How to download InterPro data?¶
InterPro data and search tools are freely available for download. We provide bulk downloads, data exports on each relevant InterPro page and an API to allow easy access for user scripts.
The InterPro tab provides various files containing pre-calculated InterPro data for the current release that can be downloaded. Data from previous releases are available in the InterPro ftp.
The InterProScan tab provides a downloadable version of the InterProScan software.
The Pfam tab gives access various Pfam files. Data from previous Pfam releases are available in the Pfam ftp.
The PRINTS and SFLD tabs give access to the latest PRINTS and SFLD release files, available from the InterPro ftp.
The AntiFam tab give access to the latest AntiFam release files.
This page is accessible through the Results tab in the navigation menu, under “Your downloads” section.
The purpose of this page is to give the user a way to select and filter InterPro data. Filtered data can then be downloaded in different file formats (if the selection has less than 10K entities), using the provided API call or through a script generated automatically.

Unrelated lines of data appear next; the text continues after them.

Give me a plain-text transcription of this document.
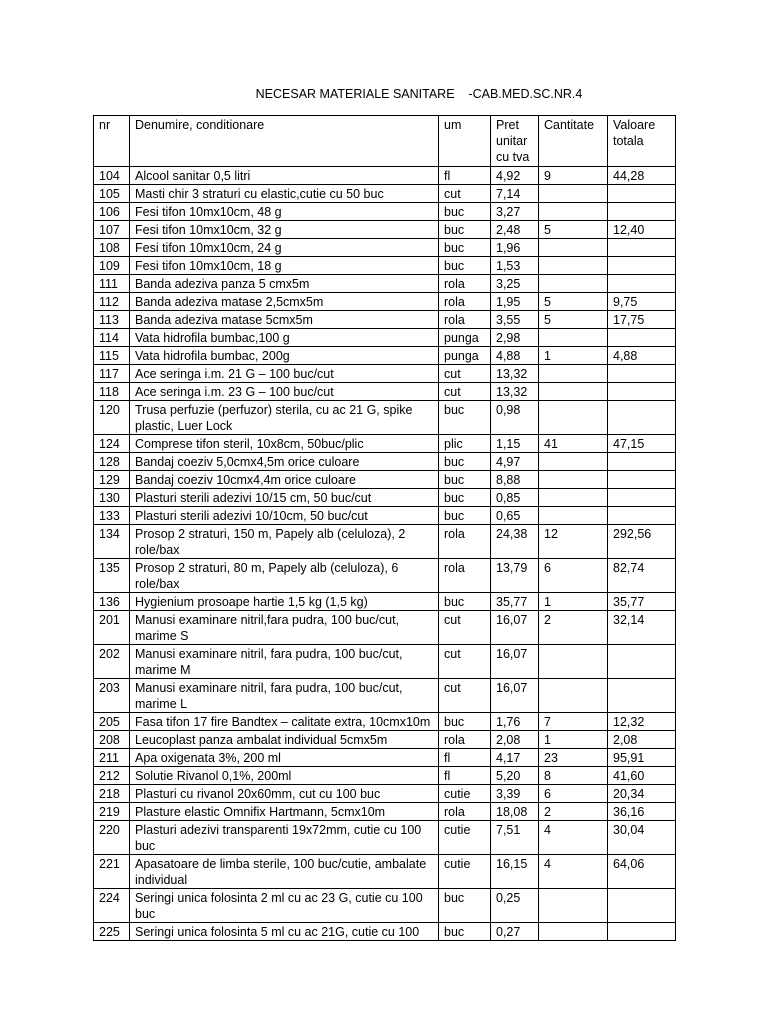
NECESAR MATERIALE SANITARE    -CAB.MED.SC.NR.4
nr	Denumire, conditionare	um	Pret unitar cu tva	Cantitate	Valoare totala
104	Alcool sanitar 0,5 litri	fl	4,92	9	44,28
105	Masti chir 3 straturi cu elastic,cutie cu 50 buc	cut	7,14		
106	Fesi tifon 10mx10cm, 48 g	buc	3,27		
107	Fesi tifon 10mx10cm, 32 g	buc	2,48	5	12,40
108	Fesi tifon 10mx10cm, 24 g	buc	1,96		
109	Fesi tifon 10mx10cm, 18 g	buc	1,53		
111	Banda adeziva panza 5 cmx5m	rola	3,25		
112	Banda adeziva matase 2,5cmx5m	rola	1,95	5	9,75
113	Banda adeziva matase 5cmx5m	rola	3,55	5	17,75
114	Vata hidrofila bumbac,100 g	punga	2,98		
115	Vata hidrofila bumbac, 200g	punga	4,88	1	4,88
117	Ace seringa i.m. 21 G – 100 buc/cut	cut	13,32		
118	Ace seringa i.m. 23 G – 100 buc/cut	cut	13,32		
120	Trusa perfuzie (perfuzor) sterila, cu ac 21 G, spike plastic, Luer Lock	buc	0,98		
124	Comprese tifon steril, 10x8cm, 50buc/plic	plic	1,15	41	47,15
128	Bandaj coeziv 5,0cmx4,5m orice culoare	buc	4,97		
129	Bandaj coeziv 10cmx4,4m orice culoare	buc	8,88		
130	Plasturi sterili adezivi 10/15 cm, 50 buc/cut	buc	0,85		
133	Plasturi sterili adezivi 10/10cm, 50 buc/cut	buc	0,65		
134	Prosop 2 straturi, 150 m, Papely alb (celuloza), 2 role/bax	rola	24,38	12	292,56
135	Prosop 2 straturi, 80 m, Papely alb (celuloza), 6 role/bax	rola	13,79	6	82,74
136	Hygienium prosoape hartie 1,5 kg (1,5 kg)	buc	35,77	1	35,77
201	Manusi examinare nitril,fara pudra, 100 buc/cut, marime S	cut	16,07	2	32,14
202	Manusi examinare nitril, fara pudra, 100 buc/cut, marime M	cut	16,07		
203	Manusi examinare nitril, fara pudra, 100 buc/cut, marime L	cut	16,07		
205	Fasa tifon 17 fire Bandtex – calitate extra, 10cmx10m	buc	1,76	7	12,32
208	Leucoplast panza ambalat individual 5cmx5m	rola	2,08	1	2,08
211	Apa oxigenata 3%, 200 ml	fl	4,17	23	95,91
212	Solutie Rivanol 0,1%, 200ml	fl	5,20	8	41,60
218	Plasturi cu rivanol 20x60mm, cut cu 100 buc	cutie	3,39	6	20,34
219	Plasture elastic Omnifix Hartmann, 5cmx10m	rola	18,08	2	36,16
220	Plasturi adezivi transparenti 19x72mm, cutie cu 100 buc	cutie	7,51	4	30,04
221	Apasatoare de limba sterile, 100 buc/cutie, ambalate individual	cutie	16,15	4	64,06
224	Seringi unica folosinta 2 ml cu ac 23 G, cutie cu 100 buc	buc	0,25		
225	Seringi unica folosinta 5 ml cu ac 21G, cutie cu 100	buc	0,27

For Example, the image above shows Protein as the main data type selected and it will only select proteins included in the database UniProtKB/Swiss-Prot; this selection is then filtered by the selection of the endpoint entry with InterPro as the database and accession IPR000001. In other words this will generate the list of SwissProt proteins that are matching IPR000001 (also available under the Proteins tab in the InterPro entry page for IPR000001, with the reviewed option selected). The results are stored in the browser (IndexedDB), allowing to retrieve previous searches.

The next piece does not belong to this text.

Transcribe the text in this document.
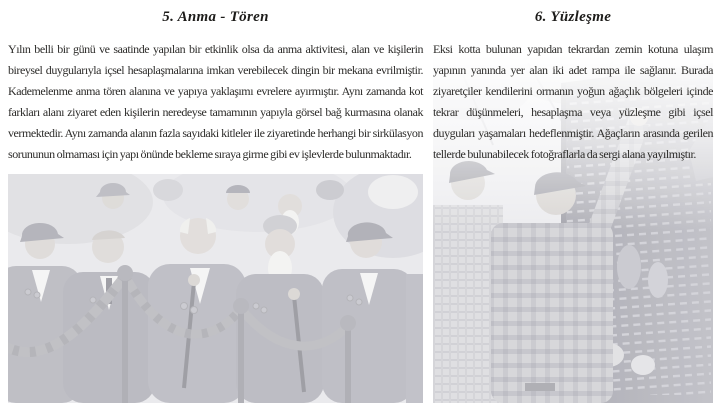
5. Anma - Tören

Yılın belli bir günü ve saatinde yapılan bir etkinlik olsa da anma aktivitesi, alan ve kişilerin bireysel duygularıyla içsel hesaplaşmalarına imkan verebilecek dingin bir mekana evrilmiştir. Kademelenme anma tören alanına ve yapıya yaklaşımı evrelere ayırmıştır. Aynı zamanda kot farkları alanı ziyaret eden kişilerin neredeyse tamamının yapıyla görsel bağ kurmasına olanak vermektedir. Aynı zamanda alanın fazla sayıdaki kitleler ile ziyaretinde herhangi bir sirkülasyon sorununun olmaması için yapı önünde bekleme sıraya girme gibi ev işlevlerde bulunmaktadır.

6. Yüzleşme

Eksi kotta bulunan yapıdan tekrardan zemin kotuna ulaşım yapının yanında yer alan iki adet rampa ile sağlanır. Burada ziyaretçiler kendilerini ormanın yoğun ağaçlık bölgeleri içinde tekrar düşünmeleri, hesaplaşma veya yüzleşme gibi içsel duyguları yaşamaları hedeflenmiştir. Ağaçların arasında gerilen tellerde bulunabilecek fotoğraflarla da sergi alana yayılmıştır.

The following output formats are currently supported, if the number of entities selected is lower than 10K:
Text: a list of accessions, 1 per line
FASTA: a single file with multiple sequences in Fasta format (only available for proteins)

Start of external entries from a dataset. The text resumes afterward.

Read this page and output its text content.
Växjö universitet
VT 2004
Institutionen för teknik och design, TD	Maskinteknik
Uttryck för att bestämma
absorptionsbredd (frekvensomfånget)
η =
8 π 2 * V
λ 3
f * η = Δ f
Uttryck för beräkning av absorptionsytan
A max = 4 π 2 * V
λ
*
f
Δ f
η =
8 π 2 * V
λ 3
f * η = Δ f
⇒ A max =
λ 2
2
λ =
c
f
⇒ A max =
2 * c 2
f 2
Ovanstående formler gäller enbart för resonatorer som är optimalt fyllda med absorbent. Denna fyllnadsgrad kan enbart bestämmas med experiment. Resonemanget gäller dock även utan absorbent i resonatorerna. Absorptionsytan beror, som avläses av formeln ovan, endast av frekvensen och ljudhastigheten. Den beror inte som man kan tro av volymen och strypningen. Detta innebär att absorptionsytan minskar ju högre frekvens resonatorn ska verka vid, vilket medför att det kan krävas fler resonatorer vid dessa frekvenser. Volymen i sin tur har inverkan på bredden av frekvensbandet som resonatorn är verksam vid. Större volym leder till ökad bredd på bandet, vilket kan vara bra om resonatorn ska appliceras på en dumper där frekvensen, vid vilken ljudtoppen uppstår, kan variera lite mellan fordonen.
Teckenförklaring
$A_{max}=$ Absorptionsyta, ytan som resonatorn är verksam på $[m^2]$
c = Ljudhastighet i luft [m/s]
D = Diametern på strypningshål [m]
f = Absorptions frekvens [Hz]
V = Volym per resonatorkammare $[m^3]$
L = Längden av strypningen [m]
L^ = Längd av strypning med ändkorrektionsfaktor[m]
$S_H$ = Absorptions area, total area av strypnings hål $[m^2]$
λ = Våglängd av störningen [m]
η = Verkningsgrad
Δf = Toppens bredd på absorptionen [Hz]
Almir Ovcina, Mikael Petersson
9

JSON: it reuses the format returned by the InterPro API.
TSV: reformats the JSON from the API to create a TSV file.
After selecting the output format, clicking on the Download button at the bottom of the page will start the downloading.
InterPro Application Programming Interface (API)¶
The InterPro API provides programmatic access to all the InterPro entries and their related entities in Json format.The API has six main endpoints, which corresponds to the InterPro data types: entry, protein, structure, taxonomy, proteome and set.
An API call is formed of one or multiple endpoint blocks. An endpoint block consists of a data type, a source database and an accession (e.g. api/datatype/sourcedb/accession).
For example the URL /entry/interpro provides a pageable list of all the InterPro entries. And the URL /protein/uniprot/p99999 returns all the details of the protein identified with the UniProt accession P99999.
The combined URL /entry/interpro/protein/uniprot/p99999 returns the list of all the InterPro entries that match in the P99999 protein accession.